I have 19 variables.I tried the possible combinations of these 19 variables for giving a binary output of 0 or 1 i.e. 2 to the power of 19 (5,24,288). But I couldn't display the truth table in R for all the 5,24,288 combinations because of the limited memory space. Is there any way to find the number of combinations that give the output 1 and 0. Below is the script, where I have given the following inputs using logical gate AND and OR. Kindly give me ideas or suggestions to find the number of times I can get values 0 or 1 as output
n <- 19
l <- rep(list(0:1), n)
inputs <- expand.grid(l)
len <-dim(inputs)
len <-len[1]
output <- 1;
for(i in 1:len)
{
if((inputs[i,1] == 1 & inputs[i,2] == 1 & inputs[i,3] == 1 & (inputs[i,4] == 1 & inputs[i,5] == 1 | inputs[i,6] == 1 & inputs[i,7] == 0)) | (inputs[i,1] == 1 & inputs[i,2] == 1 & inputs[i,8] == 1 & inputs[i,9] == 1) | (inputs[i,1] == 1 & inputs[i,10] == 0 & inputs[i,11] == 0) |(inputs[i,1] == 1 & inputs[i,12] == 1 & inputs[i,13] == 1 & inputs[i,14] == 1) | (inputs[i,1] == 1 & inputs[i,15] == 1 & inputs[i,16] == 1) | (inputs[i,1] == 1 & inputs[i,17] == 0) | (inputs[i,1] == 1 & inputs[i,18] == 1 & inputs[i,19] == 1)){
output[i] <- 1
}
else
{
output[i] <- 0
}
}
data <- cbind(inputs, output)
write.csv(data, "data.csv", row.names=FALSE)

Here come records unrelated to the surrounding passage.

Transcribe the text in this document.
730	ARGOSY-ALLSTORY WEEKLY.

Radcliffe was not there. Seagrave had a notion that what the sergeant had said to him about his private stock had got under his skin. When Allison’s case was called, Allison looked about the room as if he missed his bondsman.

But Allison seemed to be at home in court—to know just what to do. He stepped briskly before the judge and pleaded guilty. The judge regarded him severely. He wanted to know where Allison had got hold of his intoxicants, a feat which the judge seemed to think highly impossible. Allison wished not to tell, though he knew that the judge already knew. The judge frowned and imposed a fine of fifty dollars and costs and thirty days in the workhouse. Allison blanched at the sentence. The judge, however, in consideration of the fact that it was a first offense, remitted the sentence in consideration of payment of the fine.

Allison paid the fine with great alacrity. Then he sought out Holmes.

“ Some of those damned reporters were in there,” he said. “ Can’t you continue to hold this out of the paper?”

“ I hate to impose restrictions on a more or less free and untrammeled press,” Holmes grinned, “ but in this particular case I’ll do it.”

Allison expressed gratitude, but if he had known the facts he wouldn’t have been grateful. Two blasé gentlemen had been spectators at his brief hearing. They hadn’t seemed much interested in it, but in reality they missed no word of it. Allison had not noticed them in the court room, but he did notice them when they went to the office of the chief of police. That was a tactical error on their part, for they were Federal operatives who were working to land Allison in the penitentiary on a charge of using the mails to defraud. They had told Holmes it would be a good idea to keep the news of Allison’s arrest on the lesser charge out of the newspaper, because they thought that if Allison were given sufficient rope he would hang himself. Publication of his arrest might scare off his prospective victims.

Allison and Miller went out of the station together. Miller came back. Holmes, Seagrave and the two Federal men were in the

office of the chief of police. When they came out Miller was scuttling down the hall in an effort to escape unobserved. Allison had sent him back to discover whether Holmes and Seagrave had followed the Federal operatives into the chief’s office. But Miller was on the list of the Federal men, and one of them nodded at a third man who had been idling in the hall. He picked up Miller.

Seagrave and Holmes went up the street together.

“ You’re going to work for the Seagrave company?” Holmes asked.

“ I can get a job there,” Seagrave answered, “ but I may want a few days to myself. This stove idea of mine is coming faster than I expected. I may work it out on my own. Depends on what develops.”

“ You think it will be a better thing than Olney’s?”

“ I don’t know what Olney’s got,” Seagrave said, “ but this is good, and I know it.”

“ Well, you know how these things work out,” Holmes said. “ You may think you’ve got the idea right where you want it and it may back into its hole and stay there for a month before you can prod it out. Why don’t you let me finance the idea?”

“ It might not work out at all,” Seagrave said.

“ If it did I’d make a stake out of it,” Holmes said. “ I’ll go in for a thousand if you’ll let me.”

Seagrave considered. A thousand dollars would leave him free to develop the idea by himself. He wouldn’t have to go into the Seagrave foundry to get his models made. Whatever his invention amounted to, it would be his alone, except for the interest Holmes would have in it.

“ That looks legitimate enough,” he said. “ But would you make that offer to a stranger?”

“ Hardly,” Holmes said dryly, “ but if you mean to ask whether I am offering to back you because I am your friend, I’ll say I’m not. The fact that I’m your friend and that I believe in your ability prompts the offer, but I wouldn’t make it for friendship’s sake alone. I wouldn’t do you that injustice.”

1048576 isn't absurdly big. If all you want are the 20 0/1 columns it takes about 80 Mb if you use integers:
x = replicate(n = 20, expr = c(0L, 1L), simplify = FALSE)
comb = do.call(expand.grid, args = x)
dim(comb)
# [1] 1048576 20
format(object.size(comb), units = "Mb")
# [1] "80 Mb"
In your question you use && a lot. && is good for comparing something of length 1. Use & for a vectorized comparison so you don't need a for loop.
For example:
y = matrix(c(1, 1, 0, 0, 1, 0, 1, 0), nrow = 4)
y[, 1] & y[, 2] # gives the truth table for & applied across columns
# no for loop needed
# R will interpret 0 as FALSE and non-zero numbers as TRUE
# so you don't even need the == 1 and == 0 parts.
It seems like you're really after the number of combinations where all the values are 1. (Or where they all have specific values.) I'm not going to give away the answer here because I suspect this is for homework, but I will say that you shouldn't need to program a single line of code to find that out. If you understand what the universe of 'all possible combinations' is, the answer will be quite clear logically.